At the end, after Synthesis, comes the Researcher's audit, which can approve, approve with reservations, or reject. Rejected? It goes back for revision.

These checkpoints make the cycle take longer. In return, I arrive at the end with an artifact I can trust. And when I can't, the system itself tells me where to look.

5. Persona or proto-persona: the case when data doesn't exist

Perhaps the part that most reorganized my thinking was separating persona from proto-persona as distinct artifacts, not as "the same thing at different stages."

A synthetic persona is born when there's real data — interviews, analytics, videos. Medium to high confidence. Descriptive language.

A proto-persona is born when there isn't — only hypotheses, secondary data, benchmarks. Low confidence. Conditional language required.

The difference in practice:

  • Persona (with real data):

    • "The user paused for 8 seconds before clicking";

    • "3 out of 5 users abandoned the flow at this point";

    • "There's a long pause followed by reformulation."
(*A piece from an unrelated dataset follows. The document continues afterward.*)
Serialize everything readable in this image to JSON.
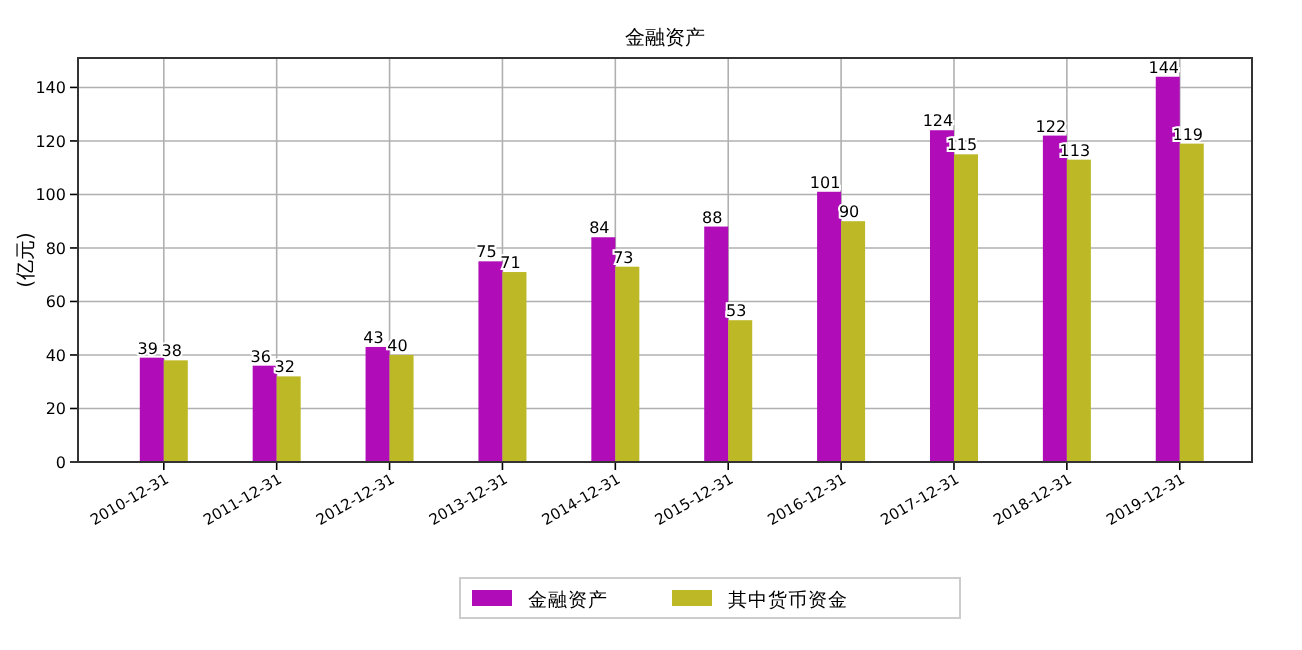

  • Proto-persona (without real data):

    • "The audience would possibly face difficulty";

    • "If the hypothesis holds, this profile would likely...";

    • "Secondary data suggests that...".

Image caption (pt-br): proto-persona presentation flagging hypothetical responses.

It seems like a linguistic detail, but it's a structural detail. When the Modeler writes "the user feels X" without real data, it turns a hypothesis into a statement. When it writes "the audience would possibly feel X," it preserves the uncertainty, and whoever reads it will make a different decision.

And one rule that was hard to accept but makes sense: proto-personas don't evolve into personas. When real data arrives, you don't "update" — you start from scratch. Because a proto-persona is by nature hypothetical; mixing it with real data creates a hybrid where no one can distinguish what was evidence from what was assumption.

6. What changes in the designer's role (and what doesn't)

Going back to the question that opened the first article: will AI replace the research designer? Still no. But the answer has become more nuanced.

What changed with the multi-agent architecture

I spend less time "checking if AI made something up." The system segregates evidence from inference by default. I can handle scenarios where I have no real data, before I used to avoid personas in those cases. Now I generate proto-personas that are conscious of their own limitations. The artifact I deliver to the team comes with built-in auditing. Confidence is not just a feeling of mine, it's a declared field.

What didn't change

Synthetic persona is still a probabilistic structure, not a real person. Simulation does not replace empirical validation. The caveat remains mandatory. Continuous field research is what keeps data fresh. Without it, any persona, synthetic or not, becomes a time capsule.

And perhaps the most important change: the architecture forced me to think before simulating. What kind of test do I want to run? Do I have real data? What confidence level does the result need to have to support a decision? These are questions I used to skip straight to the prompt for. Now they're the first step in the cycle.

Leading with method

If the first article was about discovering that synthetic personas work, this one was about discovering that they work better when you impose structural limits on AI, not when you give it freedom.

The intuition is the opposite. We want agents that are "smart," "creative," "connecting dots." In practice, it's the isolation, the mandatory source classification, and the auditing that produce a trustworthy artifact. The creativity of generative AI, without AI governance, is exactly what undermines confidence in the result.

Here at Taqtile, that learning became a plugin: a reusable architecture that any designer on the team can run on any project — technology applied in practice, with the same evidence filters running underneath.

The idea isn't to lock the method inside one person, we want to turn the method into something the team can build and iterate on together.

What about you? Have you tried structuring your own synthetic personas in layers, or are you still in the "two smart agents" phase?